Updated September 25 at 1:30 p.m. EST
The Holy See announced on Friday that a priest who is part of its diplomatic corps has been recalled to Rome following allegations that he violated child-pornography laws. The official had been accredited to serve in Washington, D.C., and the U.S. Department of State notified Catholic Church leaders about the alleged crime through diplomatic channels. The Vatican has opened an investigation and is keeping the name of the accused priest confidential. The AP reported that the U.S. government requested that the official’s diplomatic immunity be lifted. The request was denied.

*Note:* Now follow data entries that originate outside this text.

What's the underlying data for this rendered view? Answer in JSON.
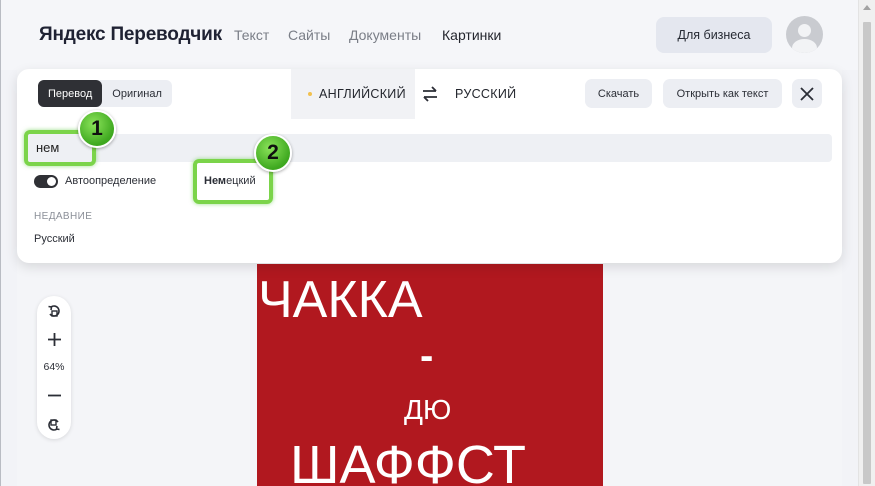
{
  "header": {
    "logo": "Яндекс Переводчик",
    "nav": [
      {
        "label": "Текст"
      },
      {
        "label": "Сайты"
      },
      {
        "label": "Документы"
      },
      {
        "label": "Картинки"
      }
    ],
    "business_button": "Для бизнеса"
  },
  "toolbar": {
    "view_tabs": [
      {
        "label": "Перевод",
        "active": true
      },
      {
        "label": "Оригинал",
        "active": false
      }
    ],
    "source_language": "АНГЛИЙСКИЙ",
    "target_language": "РУССКИЙ",
    "download_label": "Скачать",
    "open_as_text_label": "Открыть как текст"
  },
  "language_picker": {
    "search_value": "нем",
    "autodetect_label": "Автоопределение",
    "autodetect_on": true,
    "result_match": "Нем",
    "result_rest": "ецкий",
    "recent_header": "НЕДАВНИЕ",
    "recent": [
      "Русский"
    ]
  },
  "callouts": [
    "1",
    "2"
  ],
  "zoom": {
    "level": "64%"
  },
  "image_text": [
    "ЧАККА",
    "-",
    "ДЮ",
    "ШАФФСТ"
  ],
  "colors": {
    "accent_dot": "#f2c14e",
    "image_background": "#b1181f",
    "callout_green": "#7bd44a"
  }
}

These allegations have come at a turbulent time for the Vatican on issues of sex abuse. Earlier this summer, Cardinal George Pell was charged with multiple sex crimes by the Australian police, and returned to his home country “to clear his name,” according to a statement from the archdiocese of Sydney. Pell has been in charge of the Vatican’s treasury since 2014, and was specifically brought in to implement reforms.
Pope Francis has faced intense criticism for his handling of child sex-abuse issues. Although he convened a special body called the Pontifical Commission for the Protection of Minors to review Church policies on sex-abuse allegations, two high-profile members have left. One of them, Marie Collins, is herself a survivor of abuse. She cited a “lack of resources, inadequate structures around support staff, slowness of forward movement, and cultural resistance” as her reasons for quitting, and she criticized members of the Curia, who govern the Vatican, for blocking reform efforts. Another member—Peter Saunders, who is also a survivor of abuse—said he was disappointed that Pope Francis had not visited the commission. He has been placed on indefinite leave from the commission.

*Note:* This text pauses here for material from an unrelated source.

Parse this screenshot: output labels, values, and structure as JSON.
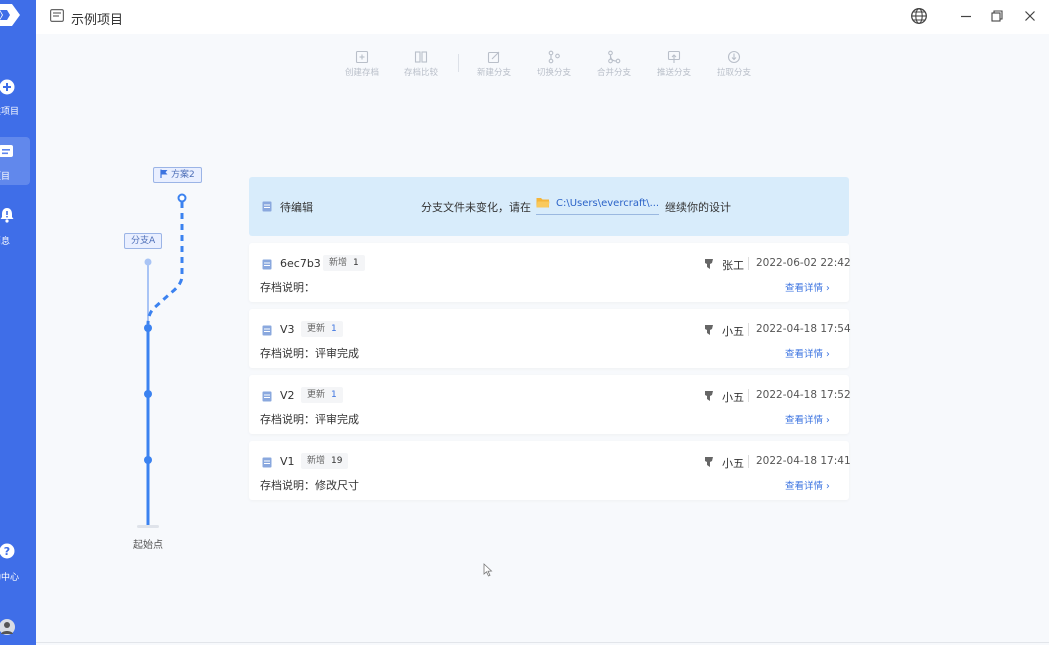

As John Thavis, a veteran Vatican reporter, told me earlier this summer following the charges against Cardinal Pell, accusations of sex-abuse against high-ranking officials could significantly damage any hope of reform. “On the surface, it hurts the pope’s efforts to move forcefully against clerical sexual abuse simply because it undermines public trust in the Vatican,” he said. “We don’t know if [Pell] is guilty of these particular accusations. But enormous mistakes were made in handling sex-abuse cases.”
This summer, an extraordinary case has also been playing out in Guam, where roughly 100 lawsuits have been filed by victims who allege widespread sexual abuse by Catholic leaders on the island in the 1980s. Anthony Apuron, the suspended archbishop in Guam, is one of the alleged abusers.* The Pacific Daily News reported that Apuron “is among the highest-ranking church officials to be tried by the Vatican for sexual wrongdoings.” (Through his lawyer, Apuron stated that he “asserts his innocence as well as the necessity of due process for both priest and complainant alike.”)

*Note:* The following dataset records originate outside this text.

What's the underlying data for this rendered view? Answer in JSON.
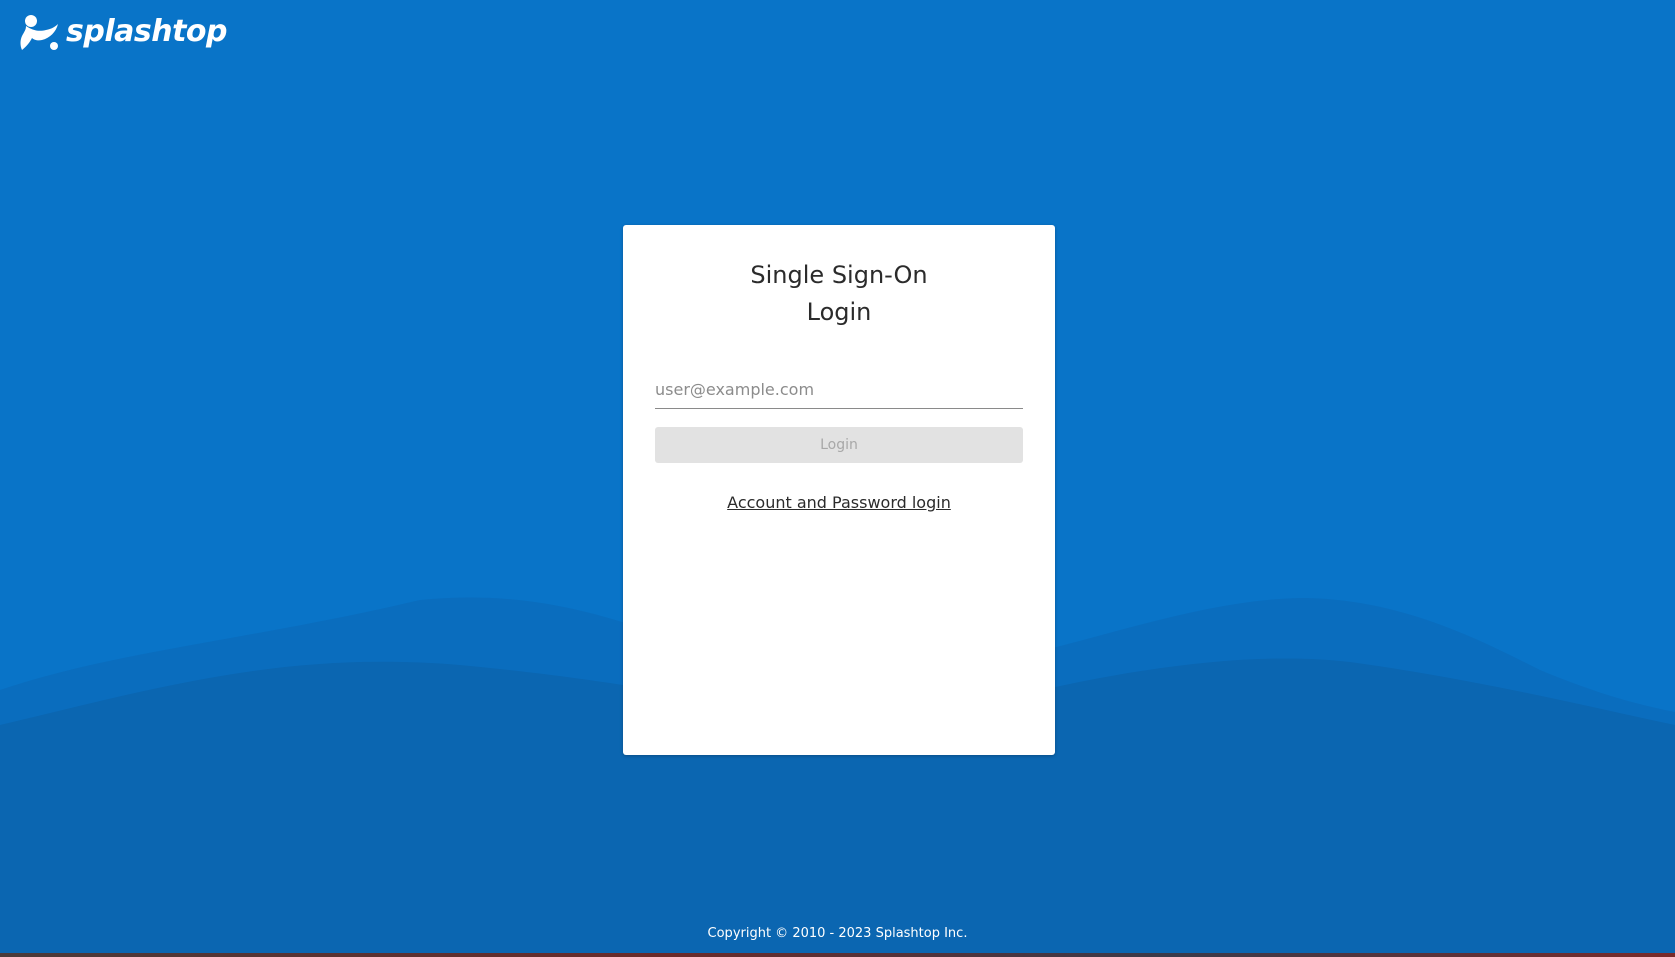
{
  "brand": {
    "name": "splashtop",
    "icon": "splashtop-logo-icon"
  },
  "login_card": {
    "title_line1": "Single Sign-On",
    "title_line2": "Login",
    "email_placeholder": "user@example.com",
    "email_value": "",
    "login_button_label": "Login",
    "login_button_enabled": false,
    "alt_login_link": "Account and Password login"
  },
  "footer": {
    "copyright": "Copyright © 2010 - 2023 Splashtop Inc."
  },
  "colors": {
    "background": "#0974c8",
    "wave_light": "#0a6cbc",
    "wave_dark": "#0b66b0",
    "card": "#ffffff",
    "button_disabled_bg": "#e2e2e2",
    "button_disabled_text": "#a8a8a8"
  }
}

In the Guam case, the Vatican has led the way on investigating and trying alleged abusers. But in Pell’s case, and now in the case of the Vatican diplomat accused of violating U.S. child-pornography laws, outside authorities have initiated the charges. This could once again put the Church in a position it’s struggled with ever since the priest sex-abuse scandal widely broke in the early 2000s: appearing to be passive in the face of terrible allegations.
“In the end, what Pope Francis does institutionally will be the key to judging his performance,” Thavis said.
* This article has been updated to clarify that Anthony Apuron has been suspended from his duties as the archbishop of Agaña, although he still technically holds the position.